We meet Landor as he is washing his hands in the waters of an icy river near his isolated cabin in the Hudson Valley. Landor is startled to find a contingent from the nearby U.S. Army West Point military academy waiting by his door.
Landor, as we learn from Captain Hitchcock (Simon McBurney) on their way to West Point, is renowned as a detective and as a crime-stopper. As such, the command at West Point would very much like him to look into a death on the grounds. We also learn, also from Hitchcock, that Landor’s wife has died and his daughter vanished.
It seems that one of the West Point cadets has hanged himself. However, while his body was in the morgue, someone sneaked in, cut the heart from his corpse, and stole it. It doesn’t take too much imagination to suspect that the apparent suicide may have been murder.
While Landor is familiarizing himself with the deceased’s fellow cadets, one stands out to him: the erudite, observant, and poetry-loving E.A. Poe.
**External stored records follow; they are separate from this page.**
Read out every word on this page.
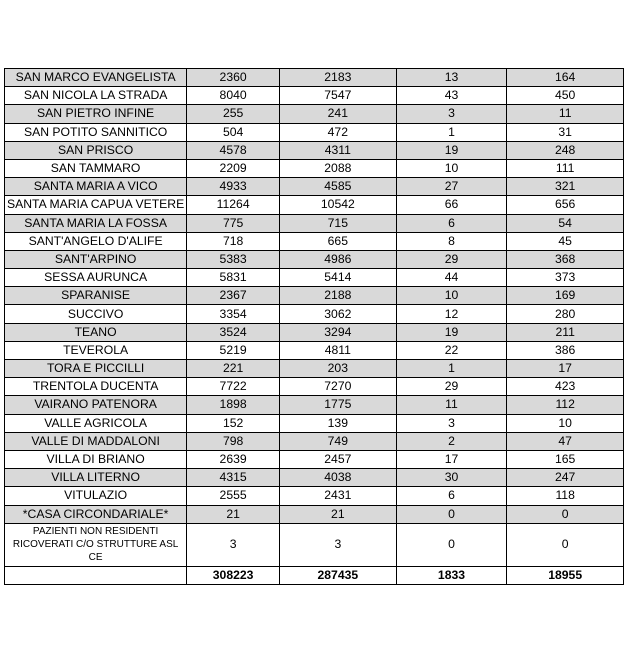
SAN MARCO EVANGELISTA	2360	2183	13	164
SAN NICOLA LA STRADA	8040	7547	43	450
SAN PIETRO INFINE	255	241	3	11
SAN POTITO SANNITICO	504	472	1	31
SAN PRISCO	4578	4311	19	248
SAN TAMMARO	2209	2088	10	111
SANTA MARIA A VICO	4933	4585	27	321
SANTA MARIA CAPUA VETERE	11264	10542	66	656
SANTA MARIA LA FOSSA	775	715	6	54
SANT'ANGELO D'ALIFE	718	665	8	45
SANT'ARPINO	5383	4986	29	368
SESSA AURUNCA	5831	5414	44	373
SPARANISE	2367	2188	10	169
SUCCIVO	3354	3062	12	280
TEANO	3524	3294	19	211
TEVEROLA	5219	4811	22	386
TORA E PICCILLI	221	203	1	17
TRENTOLA DUCENTA	7722	7270	29	423
VAIRANO PATENORA	1898	1775	11	112
VALLE AGRICOLA	152	139	3	10
VALLE DI MADDALONI	798	749	2	47
VILLA DI BRIANO	2639	2457	17	165
VILLA LITERNO	4315	4038	30	247
VITULAZIO	2555	2431	6	118
*CASA CIRCONDARIALE*	21	21	0	0
PAZIENTI NON RESIDENTI RICOVERATI C/O STRUTTURE ASL CE	3	3	0	0
	308223	287435	1833	18955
Landor offers Poe the position of unpaid assistant in his investigation. Poe is delighted.
For a good while, THE PALE BLUE EYE plays like a chatty pilot episode for a period detective buddy comedy. Melling is very good as the intense Poe, Bale puts folksy authority into Landor, and the two have a pleasant chemistry with each other.
At the same time, Poe falls for the tempestuous, unwell daughter (Lucy Boynton) of the West Point’s chief doctor (Toby Jones). The romance plays into what we know of Poe’s susceptibilities, while not getting too overwrought.
But wait – there’s a section of THE PALE BLUE EYE that can’t stop itself from going bonkers. Director Scott Cooper, who adapted the screenplay from Louis Bayard’s novel, tries to set up the tonal shift earlier, engaging the estimable Robert Duvall in a small role to help sell it. But it’s not nearly enough, even when paired with the expectations Poe brings to the story.
Another layer follows this section. While we can appreciate the narrative construction, we aren’t given sufficient time to recover from the shift into gonzo, and the finale doesn’t resonate as it should.
THE PALE BLUE EYE winds up seeming like a thriller from another era, when wild swings of this sort were more common. It doesn’t say anything new about Poe, and it gets frankly goofy for a while, but it’s mostly diverting and comes to a pretty decent conclusion.